UCB's Global Corporate Website

This section is intended for media and financial analysts

UCB: Inauguration of New Keppra Production Unit

pdf english pdf french pdf nederlands

Brussels, 3 December 2004

This Friday 3 December 2004, at the invitation of Georges Jacobs, Chairman of the Executive Committee of UCB, and of Roch Doliveux, Director-General of UCB Pharma, H.R.H. Prince Philippe of Belgium inaugurated the new production unit for the Keppra antiepileptic drug at Braine-l'Alleud in the presence of Jean-Claude Van Cauwenberghe, Minister-President of the Walloon Region.

This new production installation has been made necessary by growing demand for Keppra, the new jewel in the UCB Pharma crown. This unit represents an investment of 30 million Euro and creates 120 new jobs. Over the past 25 years, UCB Pharma has seen its ordinary profit rise from 10 million Euro to 402 million Euro in 2003 and the workforce at its Braine-l'Alleud facilities, from 200 to 2200 employees. Since the creation of the site till today, UCB has invested in Braine 350 million Euro.

Unique technology
The new installation operates fully to GMP (Good Manufacturing Practices) standards, an area in which UCB played a pioneering role with its first GMP facility at Braine back in 1996. The new plant applies a totally unique manufacturing technology, based on the principle of continuous chiral chromatographic separation. This is based on the fact that certain molecules, like that of Keppra, can exist in a right-hand and left-hand configuration. As the two configurations are not equivalent, and since the pharmaceutical industry is increasingly required to place only enantiomerically pure products on the market, the inactive configuration is removed during production. The new installation is the largest GMP unit of its type in the world.

Keppra production
Production capacity at the newly inaugurated plant is 150 tonnes a year, on top of the 80 tonnes already produced at the UCB site at Bulle, Switzerland. The new unit employs 170 people in all. Researchers from the separation and purification centre provide backup research to the chemical research undertaken on site and another team has helped identify and develop the industrial processes. This technology calls for special training. UCB prepares its own high level chemists, who need 12 to 18 months' training to master the process and the equipment.
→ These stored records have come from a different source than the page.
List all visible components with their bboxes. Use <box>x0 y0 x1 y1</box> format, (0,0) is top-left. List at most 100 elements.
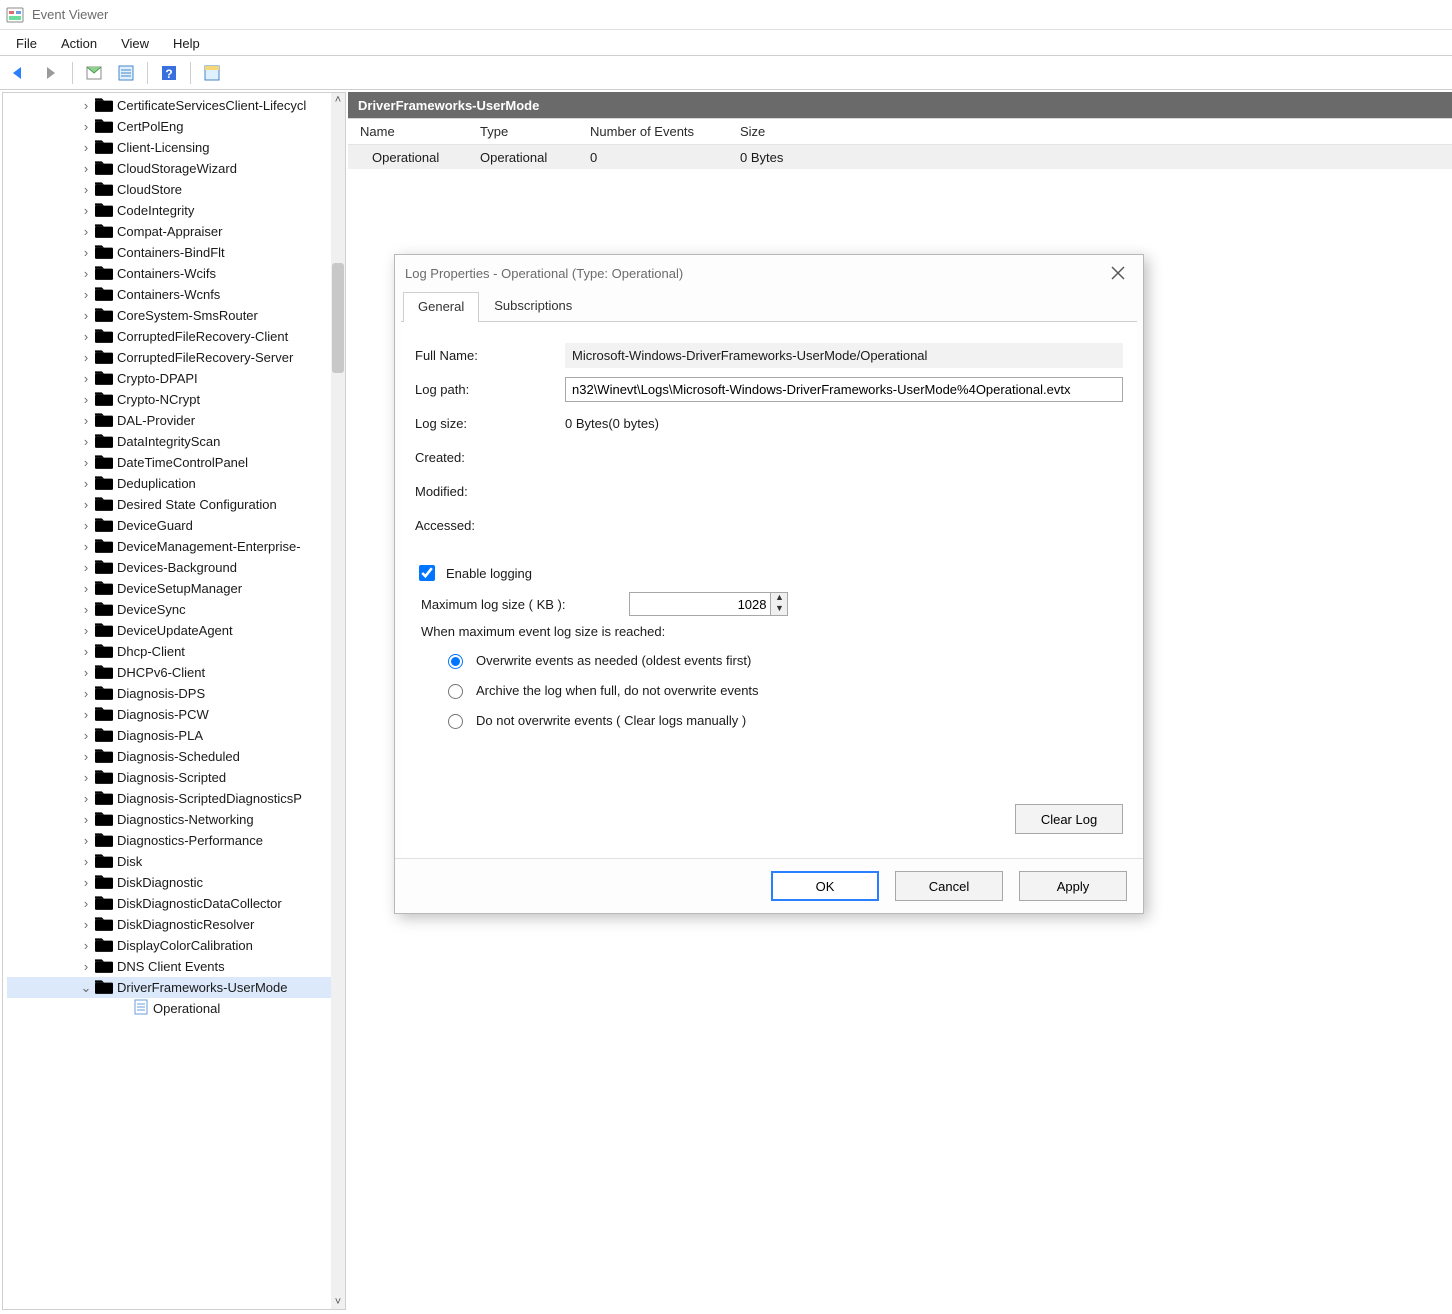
tree-item[interactable]: ›DeviceSync <box>7 599 331 620</box>
chevron-right-icon[interactable]: › <box>79 204 93 217</box>
tree-item[interactable]: ›Diagnosis-PCW <box>7 704 331 725</box>
dialog-titlebar[interactable]: Log Properties - Operational (Type: Oper… <box>395 255 1143 291</box>
chevron-right-icon[interactable]: › <box>79 603 93 616</box>
chevron-right-icon[interactable]: › <box>79 876 93 889</box>
chevron-right-icon[interactable]: › <box>79 267 93 280</box>
tree-item[interactable]: ›CertPolEng <box>7 116 331 137</box>
tree-item[interactable]: ›Devices-Background <box>7 557 331 578</box>
chevron-right-icon[interactable]: › <box>79 771 93 784</box>
chevron-down-icon[interactable]: ⌄ <box>79 981 93 994</box>
tree-item[interactable]: ›Compat-Appraiser <box>7 221 331 242</box>
chevron-right-icon[interactable]: › <box>79 456 93 469</box>
chevron-right-icon[interactable]: › <box>79 834 93 847</box>
tree-item[interactable]: ›DisplayColorCalibration <box>7 935 331 956</box>
tree-item[interactable]: ›Diagnosis-Scripted <box>7 767 331 788</box>
chevron-right-icon[interactable]: › <box>79 708 93 721</box>
tree-item[interactable]: ›DiskDiagnostic <box>7 872 331 893</box>
chevron-right-icon[interactable]: › <box>79 750 93 763</box>
chevron-right-icon[interactable]: › <box>79 330 93 343</box>
show-pane-button[interactable] <box>199 60 225 86</box>
cancel-button[interactable]: Cancel <box>895 871 1003 901</box>
chevron-right-icon[interactable]: › <box>79 918 93 931</box>
column-size[interactable]: Size <box>740 124 1452 139</box>
tree-item[interactable]: ›Diagnosis-ScriptedDiagnosticsP <box>7 788 331 809</box>
menu-help[interactable]: Help <box>163 34 210 53</box>
radio-row-none[interactable]: Do not overwrite events ( Clear logs man… <box>443 705 1123 735</box>
chevron-right-icon[interactable]: › <box>79 624 93 637</box>
tree-item[interactable]: ›Desired State Configuration <box>7 494 331 515</box>
tree-item[interactable]: ›CorruptedFileRecovery-Client <box>7 326 331 347</box>
chevron-right-icon[interactable]: › <box>79 309 93 322</box>
radio-row-overwrite[interactable]: Overwrite events as needed (oldest event… <box>443 645 1123 675</box>
chevron-right-icon[interactable]: › <box>79 792 93 805</box>
tree-item[interactable]: ›DeviceGuard <box>7 515 331 536</box>
tree-item[interactable]: ›DeviceSetupManager <box>7 578 331 599</box>
tree-item[interactable]: ⌄DriverFrameworks-UserMode <box>7 977 331 998</box>
tree-item[interactable]: ›Dhcp-Client <box>7 641 331 662</box>
tree-item[interactable]: ›DHCPv6-Client <box>7 662 331 683</box>
chevron-right-icon[interactable]: › <box>79 561 93 574</box>
scroll-thumb[interactable] <box>332 263 344 373</box>
enable-logging-checkbox[interactable] <box>419 565 435 581</box>
tree-item[interactable]: ›DeviceManagement-Enterprise- <box>7 536 331 557</box>
tree-item[interactable]: ›DeviceUpdateAgent <box>7 620 331 641</box>
radio-archive[interactable] <box>448 684 463 699</box>
chevron-right-icon[interactable]: › <box>79 162 93 175</box>
tree-item[interactable]: ›CorruptedFileRecovery-Server <box>7 347 331 368</box>
help-button[interactable]: ? <box>156 60 182 86</box>
tree-scrollbar[interactable]: ˄ ˅ <box>331 93 345 1309</box>
tree-item[interactable]: ›Diagnosis-DPS <box>7 683 331 704</box>
chevron-right-icon[interactable]: › <box>79 225 93 238</box>
tree-item[interactable]: ›Containers-BindFlt <box>7 242 331 263</box>
properties-button[interactable] <box>113 60 139 86</box>
tree-item[interactable]: ›Diagnostics-Networking <box>7 809 331 830</box>
nav-back-button[interactable] <box>6 60 32 86</box>
chevron-right-icon[interactable]: › <box>79 246 93 259</box>
tree-item[interactable]: ›Disk <box>7 851 331 872</box>
chevron-right-icon[interactable]: › <box>79 477 93 490</box>
tree-item[interactable]: ›CoreSystem-SmsRouter <box>7 305 331 326</box>
chevron-right-icon[interactable]: › <box>79 498 93 511</box>
tree-item[interactable]: ›Crypto-NCrypt <box>7 389 331 410</box>
tree-item[interactable]: ›Containers-Wcifs <box>7 263 331 284</box>
menu-file[interactable]: File <box>6 34 47 53</box>
chevron-right-icon[interactable]: › <box>79 687 93 700</box>
tree-item[interactable]: ›DAL-Provider <box>7 410 331 431</box>
tree-item[interactable]: ›CertificateServicesClient-Lifecycl <box>7 95 331 116</box>
chevron-right-icon[interactable]: › <box>79 897 93 910</box>
nav-forward-button[interactable] <box>38 60 64 86</box>
chevron-right-icon[interactable]: › <box>79 120 93 133</box>
clear-log-button[interactable]: Clear Log <box>1015 804 1123 834</box>
tree-item[interactable]: ›Diagnosis-PLA <box>7 725 331 746</box>
radio-none[interactable] <box>448 714 463 729</box>
tree-item[interactable]: ›Diagnostics-Performance <box>7 830 331 851</box>
enable-logging-row[interactable]: Enable logging <box>415 562 1123 584</box>
tree-item[interactable]: ›Diagnosis-Scheduled <box>7 746 331 767</box>
tree-item[interactable]: ›Crypto-DPAPI <box>7 368 331 389</box>
ok-button[interactable]: OK <box>771 871 879 901</box>
scroll-down-icon[interactable]: ˅ <box>331 1295 345 1309</box>
input-log-path[interactable] <box>565 377 1123 402</box>
chevron-right-icon[interactable]: › <box>79 519 93 532</box>
tree-item[interactable]: ›DiskDiagnosticDataCollector <box>7 893 331 914</box>
action-pane-toggle-button[interactable] <box>81 60 107 86</box>
tree-item[interactable]: ›Client-Licensing <box>7 137 331 158</box>
menu-view[interactable]: View <box>111 34 159 53</box>
scroll-up-icon[interactable]: ˄ <box>331 93 345 107</box>
spinner-down-icon[interactable]: ▼ <box>771 604 787 615</box>
chevron-right-icon[interactable]: › <box>79 183 93 196</box>
chevron-right-icon[interactable]: › <box>79 435 93 448</box>
table-row[interactable]: Operational Operational 0 0 Bytes <box>348 145 1452 169</box>
chevron-right-icon[interactable]: › <box>79 939 93 952</box>
tree-item[interactable]: ›CodeIntegrity <box>7 200 331 221</box>
menu-action[interactable]: Action <box>51 34 107 53</box>
chevron-right-icon[interactable]: › <box>79 540 93 553</box>
radio-row-archive[interactable]: Archive the log when full, do not overwr… <box>443 675 1123 705</box>
tree-item[interactable]: ›DataIntegrityScan <box>7 431 331 452</box>
chevron-right-icon[interactable]: › <box>79 393 93 406</box>
chevron-right-icon[interactable]: › <box>79 288 93 301</box>
radio-overwrite[interactable] <box>448 654 463 669</box>
tab-subscriptions[interactable]: Subscriptions <box>479 291 587 321</box>
chevron-right-icon[interactable]: › <box>79 855 93 868</box>
tree-item[interactable]: ›Containers-Wcnfs <box>7 284 331 305</box>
World-wide development of Keppra
Keppra's success is such that existing plants have had to be adapted to meet growing world demand. Today over 95% of Keppra production is exported to 140 countries. The needs of the entire American market are met by Belgium alone. This requires the local facilities to comply with stringent Food and Drug Administration standards. Braine-l'Alleud is also home to UCB's worldwide expertise centre for the central nervous system where the successors to Keppra are being developed. Two promising compounds are already at an advanced stage of development in the clinical studies. A pro-environment site

Since 1991 UCB has been committed to the Responsible Care programme which closely relates economic profit to respect for people and the environment. The Keppra manufacturing process, based on multicolumn chromatography technology, illustrates the constant attention paid to the problem of waste production. Industrial scale application of this technology cuts waste by 55%, improves production yield and reduces the quantity of solvents used.